Baru seminggu aku menikmati pekerjaan sebagai calon pewarta, tiba-tiba ada tawaran yang menggiurkan dari sebuah organisasi/LSM yang cukup menarik perhatianku. Di sana para Jurnalis Independen, jurnalis yang mengikuti kode etik jurnalistik. Tapi, aku bukan ditawari untuk menjadi jurnalis, melainkan untuk menjadi staf. gaji per bulan mereka tawarkan, aku 'nggak neko-neko'. langsung aku terima tawaran itu, aku pun bersiap untuk terbang ke Semarang untuk mengikuti pelatihan Keuangan. Yes, aku jalan-jalan lagi.

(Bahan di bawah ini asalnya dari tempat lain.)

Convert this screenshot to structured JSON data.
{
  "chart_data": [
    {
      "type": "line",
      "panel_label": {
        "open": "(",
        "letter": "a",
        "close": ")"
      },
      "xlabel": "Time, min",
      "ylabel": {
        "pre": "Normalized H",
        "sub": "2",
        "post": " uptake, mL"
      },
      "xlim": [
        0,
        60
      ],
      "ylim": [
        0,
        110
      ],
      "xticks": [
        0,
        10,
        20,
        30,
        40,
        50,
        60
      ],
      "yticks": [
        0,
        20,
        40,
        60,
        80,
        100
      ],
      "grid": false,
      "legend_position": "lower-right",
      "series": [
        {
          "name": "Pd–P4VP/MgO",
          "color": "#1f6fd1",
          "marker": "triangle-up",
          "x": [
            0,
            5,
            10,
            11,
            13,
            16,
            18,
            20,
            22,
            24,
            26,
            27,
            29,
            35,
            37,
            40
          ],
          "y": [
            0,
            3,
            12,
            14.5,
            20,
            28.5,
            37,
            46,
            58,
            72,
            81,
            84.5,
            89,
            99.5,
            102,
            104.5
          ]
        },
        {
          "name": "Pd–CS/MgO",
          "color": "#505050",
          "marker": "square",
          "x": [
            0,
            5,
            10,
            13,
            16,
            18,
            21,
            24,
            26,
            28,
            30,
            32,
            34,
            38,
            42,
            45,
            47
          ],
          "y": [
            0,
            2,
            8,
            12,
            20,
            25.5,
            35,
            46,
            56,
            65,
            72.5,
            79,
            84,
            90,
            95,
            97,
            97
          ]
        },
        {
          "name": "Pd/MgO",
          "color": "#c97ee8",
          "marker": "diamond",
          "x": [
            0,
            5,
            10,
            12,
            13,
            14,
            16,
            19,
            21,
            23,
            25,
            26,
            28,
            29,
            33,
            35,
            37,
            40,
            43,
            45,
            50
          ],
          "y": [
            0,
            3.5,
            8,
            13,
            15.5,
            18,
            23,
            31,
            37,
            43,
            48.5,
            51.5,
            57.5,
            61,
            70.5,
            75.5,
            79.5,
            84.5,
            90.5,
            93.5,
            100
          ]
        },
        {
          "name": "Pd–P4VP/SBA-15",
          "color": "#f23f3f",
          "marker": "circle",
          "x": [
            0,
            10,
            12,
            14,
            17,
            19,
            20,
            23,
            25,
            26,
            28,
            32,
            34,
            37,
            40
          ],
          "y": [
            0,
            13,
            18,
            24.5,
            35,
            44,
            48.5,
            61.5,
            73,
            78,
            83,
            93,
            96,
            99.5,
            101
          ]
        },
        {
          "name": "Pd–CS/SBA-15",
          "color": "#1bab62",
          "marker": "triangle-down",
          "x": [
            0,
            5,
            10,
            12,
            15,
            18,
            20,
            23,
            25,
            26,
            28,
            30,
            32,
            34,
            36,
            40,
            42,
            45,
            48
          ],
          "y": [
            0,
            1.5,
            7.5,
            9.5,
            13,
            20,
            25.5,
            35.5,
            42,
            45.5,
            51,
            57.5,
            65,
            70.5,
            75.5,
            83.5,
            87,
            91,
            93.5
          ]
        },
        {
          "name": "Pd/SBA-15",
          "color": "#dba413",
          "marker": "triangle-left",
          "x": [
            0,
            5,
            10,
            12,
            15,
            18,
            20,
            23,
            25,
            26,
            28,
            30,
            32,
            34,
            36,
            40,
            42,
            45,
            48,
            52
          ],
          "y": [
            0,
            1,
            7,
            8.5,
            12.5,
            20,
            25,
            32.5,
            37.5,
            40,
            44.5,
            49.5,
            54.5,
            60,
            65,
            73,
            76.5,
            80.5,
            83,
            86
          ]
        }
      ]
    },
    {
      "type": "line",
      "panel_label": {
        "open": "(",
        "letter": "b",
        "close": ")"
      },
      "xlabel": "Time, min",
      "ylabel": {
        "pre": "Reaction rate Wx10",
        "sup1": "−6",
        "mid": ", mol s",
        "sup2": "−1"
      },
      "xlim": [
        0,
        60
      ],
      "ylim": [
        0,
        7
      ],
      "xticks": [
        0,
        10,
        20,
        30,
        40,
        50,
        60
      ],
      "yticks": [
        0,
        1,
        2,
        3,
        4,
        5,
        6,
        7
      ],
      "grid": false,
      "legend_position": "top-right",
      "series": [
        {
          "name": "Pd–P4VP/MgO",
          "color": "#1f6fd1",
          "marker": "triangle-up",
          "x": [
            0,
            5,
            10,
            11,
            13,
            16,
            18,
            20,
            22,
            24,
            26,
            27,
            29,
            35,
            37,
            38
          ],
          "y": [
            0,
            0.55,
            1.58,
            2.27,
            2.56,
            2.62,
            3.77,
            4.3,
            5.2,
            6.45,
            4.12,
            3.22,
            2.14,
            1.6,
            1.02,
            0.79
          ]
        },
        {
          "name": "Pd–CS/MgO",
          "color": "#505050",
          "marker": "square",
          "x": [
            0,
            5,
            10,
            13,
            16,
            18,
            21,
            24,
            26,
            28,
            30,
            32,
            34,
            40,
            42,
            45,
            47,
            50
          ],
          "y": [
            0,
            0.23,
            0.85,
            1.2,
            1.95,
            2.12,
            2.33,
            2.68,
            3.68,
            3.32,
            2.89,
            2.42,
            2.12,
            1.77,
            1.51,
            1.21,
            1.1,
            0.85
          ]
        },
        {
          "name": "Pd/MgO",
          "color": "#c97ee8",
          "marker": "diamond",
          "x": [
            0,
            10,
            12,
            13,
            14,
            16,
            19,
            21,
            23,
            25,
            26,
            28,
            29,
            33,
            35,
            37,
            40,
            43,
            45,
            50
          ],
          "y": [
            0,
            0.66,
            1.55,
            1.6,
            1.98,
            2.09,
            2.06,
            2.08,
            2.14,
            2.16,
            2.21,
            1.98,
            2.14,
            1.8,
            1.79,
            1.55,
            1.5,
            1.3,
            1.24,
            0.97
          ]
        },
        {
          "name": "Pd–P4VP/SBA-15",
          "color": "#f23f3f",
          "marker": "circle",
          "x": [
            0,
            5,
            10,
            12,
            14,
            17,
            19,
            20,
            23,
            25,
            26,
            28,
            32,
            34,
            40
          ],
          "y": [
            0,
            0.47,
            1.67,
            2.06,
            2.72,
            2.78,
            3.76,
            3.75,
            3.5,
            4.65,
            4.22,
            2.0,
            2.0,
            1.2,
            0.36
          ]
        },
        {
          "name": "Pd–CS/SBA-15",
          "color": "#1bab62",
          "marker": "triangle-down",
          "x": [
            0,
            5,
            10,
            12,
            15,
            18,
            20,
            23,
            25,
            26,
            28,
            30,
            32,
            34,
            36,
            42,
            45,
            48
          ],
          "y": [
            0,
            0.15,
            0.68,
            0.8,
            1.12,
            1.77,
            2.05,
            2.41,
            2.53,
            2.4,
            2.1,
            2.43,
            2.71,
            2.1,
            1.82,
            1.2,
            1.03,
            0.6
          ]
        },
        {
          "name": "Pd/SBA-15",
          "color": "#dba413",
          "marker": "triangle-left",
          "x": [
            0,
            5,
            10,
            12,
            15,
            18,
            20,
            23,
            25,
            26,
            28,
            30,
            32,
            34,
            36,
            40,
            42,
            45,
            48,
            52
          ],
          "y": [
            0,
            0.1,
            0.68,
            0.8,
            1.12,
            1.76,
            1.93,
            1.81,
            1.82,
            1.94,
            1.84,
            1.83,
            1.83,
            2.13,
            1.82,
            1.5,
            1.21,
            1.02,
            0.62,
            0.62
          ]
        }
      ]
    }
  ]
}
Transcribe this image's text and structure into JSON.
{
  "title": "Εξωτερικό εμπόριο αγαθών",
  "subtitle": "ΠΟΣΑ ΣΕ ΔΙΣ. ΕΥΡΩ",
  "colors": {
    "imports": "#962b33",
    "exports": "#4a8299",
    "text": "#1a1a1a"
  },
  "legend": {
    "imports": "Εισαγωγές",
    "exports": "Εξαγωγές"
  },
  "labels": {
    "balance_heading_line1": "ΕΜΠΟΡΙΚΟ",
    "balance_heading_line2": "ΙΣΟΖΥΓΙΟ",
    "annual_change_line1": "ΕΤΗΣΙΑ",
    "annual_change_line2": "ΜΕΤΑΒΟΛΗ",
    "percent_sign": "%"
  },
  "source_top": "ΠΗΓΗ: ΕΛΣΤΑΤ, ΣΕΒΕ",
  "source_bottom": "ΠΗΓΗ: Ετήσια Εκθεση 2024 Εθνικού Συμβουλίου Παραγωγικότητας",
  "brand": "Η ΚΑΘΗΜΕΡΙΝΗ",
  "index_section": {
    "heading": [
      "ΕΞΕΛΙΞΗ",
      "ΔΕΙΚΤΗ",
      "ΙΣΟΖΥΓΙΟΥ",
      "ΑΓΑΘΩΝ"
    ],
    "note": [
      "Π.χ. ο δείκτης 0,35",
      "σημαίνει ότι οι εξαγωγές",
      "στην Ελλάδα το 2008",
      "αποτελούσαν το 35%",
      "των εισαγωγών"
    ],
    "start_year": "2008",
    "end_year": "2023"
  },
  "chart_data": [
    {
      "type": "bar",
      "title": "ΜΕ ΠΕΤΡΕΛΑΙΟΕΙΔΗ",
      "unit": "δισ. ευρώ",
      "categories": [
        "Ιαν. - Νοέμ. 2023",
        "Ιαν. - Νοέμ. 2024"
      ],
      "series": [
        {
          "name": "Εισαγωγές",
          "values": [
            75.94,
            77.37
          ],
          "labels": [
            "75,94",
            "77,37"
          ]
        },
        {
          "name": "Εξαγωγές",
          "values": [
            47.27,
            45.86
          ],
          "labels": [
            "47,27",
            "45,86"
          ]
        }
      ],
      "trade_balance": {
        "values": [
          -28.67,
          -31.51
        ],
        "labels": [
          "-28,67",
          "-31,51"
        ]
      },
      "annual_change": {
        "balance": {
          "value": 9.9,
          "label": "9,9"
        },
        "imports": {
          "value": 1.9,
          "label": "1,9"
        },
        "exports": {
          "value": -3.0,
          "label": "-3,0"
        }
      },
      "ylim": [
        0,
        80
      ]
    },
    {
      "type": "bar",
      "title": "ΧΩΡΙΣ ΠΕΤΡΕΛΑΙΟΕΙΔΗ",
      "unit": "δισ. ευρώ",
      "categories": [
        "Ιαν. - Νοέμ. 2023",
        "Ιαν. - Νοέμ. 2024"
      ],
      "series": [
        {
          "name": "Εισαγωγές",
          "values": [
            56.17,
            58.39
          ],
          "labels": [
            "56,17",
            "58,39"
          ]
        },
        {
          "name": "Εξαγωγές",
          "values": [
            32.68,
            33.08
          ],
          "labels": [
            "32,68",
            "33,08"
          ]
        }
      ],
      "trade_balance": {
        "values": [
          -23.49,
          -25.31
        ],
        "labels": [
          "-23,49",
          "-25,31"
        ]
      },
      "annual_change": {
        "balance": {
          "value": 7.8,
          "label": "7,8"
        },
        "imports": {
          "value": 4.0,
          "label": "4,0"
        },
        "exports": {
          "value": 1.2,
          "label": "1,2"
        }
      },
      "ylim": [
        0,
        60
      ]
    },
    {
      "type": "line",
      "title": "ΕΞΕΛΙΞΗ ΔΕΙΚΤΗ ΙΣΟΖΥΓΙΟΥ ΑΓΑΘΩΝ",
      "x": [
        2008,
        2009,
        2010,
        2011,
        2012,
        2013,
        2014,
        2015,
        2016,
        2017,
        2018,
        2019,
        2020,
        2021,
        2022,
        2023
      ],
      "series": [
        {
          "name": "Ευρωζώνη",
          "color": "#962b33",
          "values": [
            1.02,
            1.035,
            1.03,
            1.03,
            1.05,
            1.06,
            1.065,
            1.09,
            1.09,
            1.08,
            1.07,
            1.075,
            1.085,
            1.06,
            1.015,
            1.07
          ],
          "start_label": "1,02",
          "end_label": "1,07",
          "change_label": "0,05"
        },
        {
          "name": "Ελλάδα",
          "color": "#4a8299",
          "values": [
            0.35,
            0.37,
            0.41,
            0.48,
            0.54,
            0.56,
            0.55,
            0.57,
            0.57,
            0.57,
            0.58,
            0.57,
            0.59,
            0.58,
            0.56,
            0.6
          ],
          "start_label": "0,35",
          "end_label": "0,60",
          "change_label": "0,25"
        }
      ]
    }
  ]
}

Aku memilih untuk resign dari pekerjaan pertamaku. Apa sebab? Apalagi kalau bukan uang. Aku mesti banting stir untuk memenuhi kebutuhanku dan ambisiku untuk membantu orangtua begitu menggebu-gebu. Aku korbankan kesenanganku atas pekerjaanku. Kenapa tidak, bekerja menjadi seorang jurnalis salah satu impianku. Hanya seminggu aku lakoni, terlalu banyak manfaat dan pengalaman yang aku dapatkan. Berita-beritaku cukup mendapat pujian dari para redakturku. Hingga, ketika aku memilih resign, melalui seniorku yang juga bekerja di sana sempat mereka berniat untuk menempatkan aku di posisi redaktur. Tentu butuh proses. Terlepas benar atau tidak dari yang mereka bicarakan, sedikit aku bangga, ternyata pengalaman singkatku di sana tak sia-sia. Alhamdulillah pekerjaanku mereka hargai.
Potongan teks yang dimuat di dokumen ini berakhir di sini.